Take the theatres, for instance. There is the usual increase in plays which are so bad that even visiting travelling salesmen begin to suspect their artistic integrity. There is Shaw’s Pygmalion, which some think is second-rate Shavism well acted by Mrs. Campbell, and others believe is a good play badly acted. There is Molnar’s The Phantom Rival, an amusing and slender satire which is understood by one-quarter of the audience, and applauded for its faults by the other three-quarters. MacDonald Hastings, who aroused hopes with The New Sin, has descended to a very bad second-rate in a vehicle for Nazimova called That Sort. Elsie Ferguson has made a hit in Outcasts, written by Hubert Henry Davies,—the author of the fascinating Cousin Kate,—as a vehicle for Ethel Levey, the former star of unspeakable musical comedy in America who has become a great actress in London. It is a play of sordid “realism,” whose principal function seems to be to raise an almost academic question of morals and then disclaim any moral intent by a solution which in the opinion of most of the audience is either grossly immoral or disgustingly moral. Everything is topsy-turvy.

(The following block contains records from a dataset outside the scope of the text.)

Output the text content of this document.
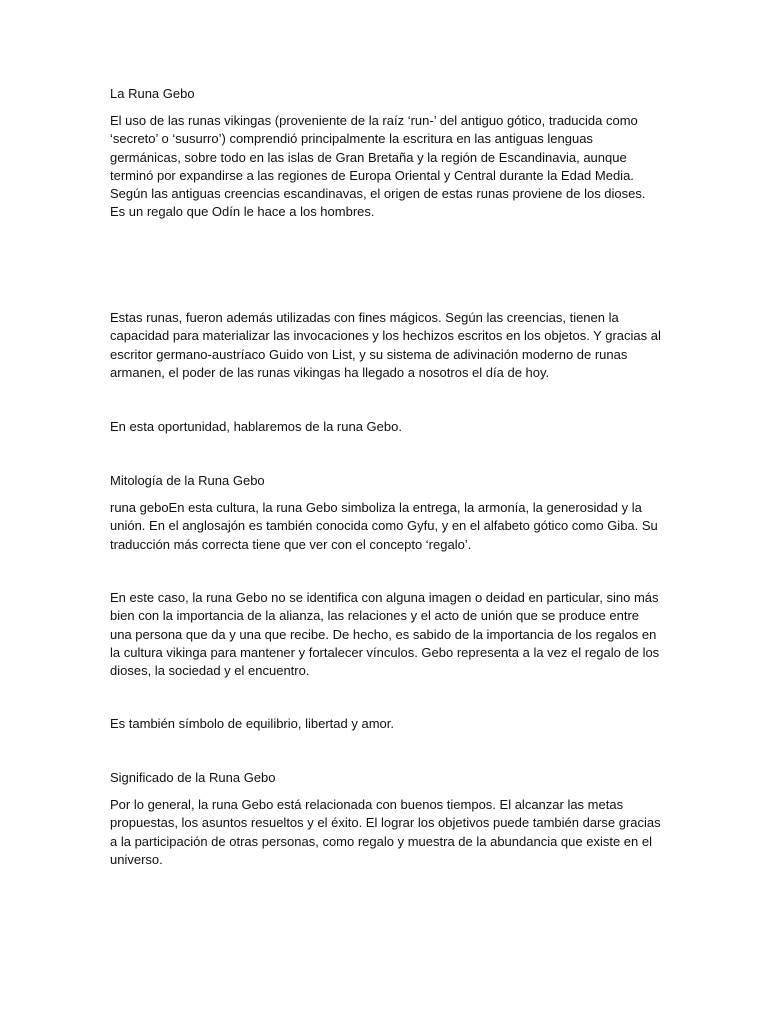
La Runa Gebo

El uso de las runas vikingas (proveniente de la raíz ‘run-’ del antiguo gótico, traducida como ‘secreto’ o ‘susurro’) comprendió principalmente la escritura en las antiguas lenguas germánicas, sobre todo en las islas de Gran Bretaña y la región de Escandinavia, aunque terminó por expandirse a las regiones de Europa Oriental y Central durante la Edad Media. Según las antiguas creencias escandinavas, el origen de estas runas proviene de los dioses. Es un regalo que Odín le hace a los hombres.

Estas runas, fueron además utilizadas con fines mágicos. Según las creencias, tienen la capacidad para materializar las invocaciones y los hechizos escritos en los objetos. Y gracias al escritor germano-austríaco Guido von List, y su sistema de adivinación moderno de runas armanen, el poder de las runas vikingas ha llegado a nosotros el día de hoy.

En esta oportunidad, hablaremos de la runa Gebo.

Mitología de la Runa Gebo

runa geboEn esta cultura, la runa Gebo simboliza la entrega, la armonía, la generosidad y la unión. En el anglosajón es también conocida como Gyfu, y en el alfabeto gótico como Giba. Su traducción más correcta tiene que ver con el concepto ‘regalo’.

En este caso, la runa Gebo no se identifica con alguna imagen o deidad en particular, sino más bien con la importancia de la alianza, las relaciones y el acto de unión que se produce entre una persona que da y una que recibe. De hecho, es sabido de la importancia de los regalos en la cultura vikinga para mantener y fortalecer vínculos. Gebo representa a la vez el regalo de los dioses, la sociedad y el encuentro.

Es también símbolo de equilibrio, libertad y amor.

Significado de la Runa Gebo

Por lo general, la runa Gebo está relacionada con buenos tiempos. El alcanzar las metas propuestas, los asuntos resueltos y el éxito. El lograr los objetivos puede también darse gracias a la participación de otras personas, como regalo y muestra de la abundancia que existe en el universo.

Early in the season the Schubert organ created some amusement by demanding the abolition of dramatic critics. Here are the managers, ran the argument, responsible business men who put large sums of money into new productions. Along comes your newspaper critic to the first night, with a somewhat exalted standard of taste, a jaded appetite, and a reputation for wit. Before the play is over he leaves, hastily writes a column in which he exploits his own cleverness at the expense of the play, and turns away many possible customers. This is not good business ethics. If the play really is bad, let the public find it out gradually. They may never find it out at all. If it is good, we really don’t need the critics for publicity. The article was ingenuous and engaging. Most of our critics are so undiscerning that we were glad to see them baited. Perhaps as a result of this, Alan Dale and Acton Davies both left their respective papers. But as if to heap coals of fire, the critics united in a roar of praise for The Beautiful Adventure, a play so truly awful that the most ingenious and expensive pushing could not even bluff the public into liking it. It failed after a few precarious weeks.